The prevention of that change was not in itself a benefit to the objectors. The original developer might have built the application properties with bigger kitchens and smaller gardens and might have built them all with dormers or Velux windows in the roof, and no-one would have minded. The issue was whether the proposed change would be out of character with, or out of keeping with, the rest of the estate.
(2) The objectors made the point that a modification of the covenant for all 11 properties was likely, without more, to lead to a haphazard pattern whereby work was done on some properties and not on others, or on all the properties but at different times.

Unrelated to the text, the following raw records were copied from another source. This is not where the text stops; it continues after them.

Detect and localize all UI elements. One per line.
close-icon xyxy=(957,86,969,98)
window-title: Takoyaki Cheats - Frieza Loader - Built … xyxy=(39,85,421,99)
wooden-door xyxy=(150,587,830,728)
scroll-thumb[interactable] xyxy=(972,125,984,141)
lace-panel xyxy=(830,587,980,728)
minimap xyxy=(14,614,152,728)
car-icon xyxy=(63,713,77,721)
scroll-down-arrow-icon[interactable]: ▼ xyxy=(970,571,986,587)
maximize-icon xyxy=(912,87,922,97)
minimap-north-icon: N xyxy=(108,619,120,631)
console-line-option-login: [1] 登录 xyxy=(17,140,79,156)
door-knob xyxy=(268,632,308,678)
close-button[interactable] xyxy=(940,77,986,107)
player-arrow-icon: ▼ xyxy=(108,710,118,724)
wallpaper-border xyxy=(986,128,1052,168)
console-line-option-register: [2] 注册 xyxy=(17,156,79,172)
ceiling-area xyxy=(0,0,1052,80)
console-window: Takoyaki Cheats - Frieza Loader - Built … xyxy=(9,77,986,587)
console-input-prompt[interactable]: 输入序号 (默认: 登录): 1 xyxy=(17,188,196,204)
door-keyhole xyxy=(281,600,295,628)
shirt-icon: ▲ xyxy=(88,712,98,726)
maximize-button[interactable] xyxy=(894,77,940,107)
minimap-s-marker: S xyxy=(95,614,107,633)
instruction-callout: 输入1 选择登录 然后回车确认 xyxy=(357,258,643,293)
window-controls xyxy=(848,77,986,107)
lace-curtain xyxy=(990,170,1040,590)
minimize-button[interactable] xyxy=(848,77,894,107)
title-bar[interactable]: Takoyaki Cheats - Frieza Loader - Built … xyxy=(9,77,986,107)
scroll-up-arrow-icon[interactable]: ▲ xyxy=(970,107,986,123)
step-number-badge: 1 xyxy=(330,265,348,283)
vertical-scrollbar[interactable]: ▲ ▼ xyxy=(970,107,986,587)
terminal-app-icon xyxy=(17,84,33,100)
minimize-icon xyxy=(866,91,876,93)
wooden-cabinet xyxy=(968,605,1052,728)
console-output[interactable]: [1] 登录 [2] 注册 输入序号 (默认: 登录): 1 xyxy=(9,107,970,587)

In response, the applicants offered a covenant to do all the work at once.
However, the tribunal was not persuaded that such a covenant would be effective to prevent the piecemeal alteration of the application properties, nor even to ensure that they would all even eventually be altered in a consistent way or at all.
A covenant to do all the work together would be difficult if not impossible to enforce by injunction (rather than by damages). So even if a covenant was given, the tribunal had no confidence in its effectiveness. And that meant that to modify the alterations covenant inevitably exposed the objectors to the likelihood of piecemeal changes in the appearance of the application properties. The prevention of that scenario was a practical benefit of substantial advantage. Accordingly, the tribunal had no jurisdiction to modify the covenant.
(3) As things stood, the estate had been unaltered, so far as was known, since its construction. All the property owners in the development had the benefit of section 84 of the 1925 Act and if they could meet the conditions set out therein they could have a covenant modified or discharged; it was not open to the objectors to argue that because this was a building scheme they should not have the opportunity of doing so. The prevention of the expense and stress of responding to future applications was not a practical benefit secured by a covenant of this nature, as the tribunal had made clear: Martin v Lipton [2020] UKUT 8 (LC) considered.
However, the modification of the covenant for all 11 application properties would enable a substantial change to the estate and a significant departure from its architectural unity. The risk in the present case was that after that big change, more would follow.
(4) The application properties were not the only ones that might be able to be extended. There had been other planning applications, and the possibility of future applications was not fanciful. In any future case the applicant would be able to say that the building scheme had already been breached and to argue that a small further change would make no difference. The change to just one more structure, following the large-scale changes to the Ferry Street terrace, might not make a lot of difference, but there would then be a cumulative effect which would further erode the visual and architectural unity of the estate, as well as making it more crowded with buildings and structures.
The avoidance of the “thin-end-of-the-wedge” effect, preventing even further erosion of the design and character of the estate, was a practical benefit of substantial advantage (and perhaps of some value, albeit difficult to quantify). Accordingly, the tribunal had no jurisdiction to modify the covenant: Morris v Brookmans Park Roads Ltd [2021] UKUT 125 (LC) considered.
Stephen Jourdan KC and Michael Ranson (instructed by Brethertons LLP) appeared for the applicants; Liam Spender appeared for the objectors.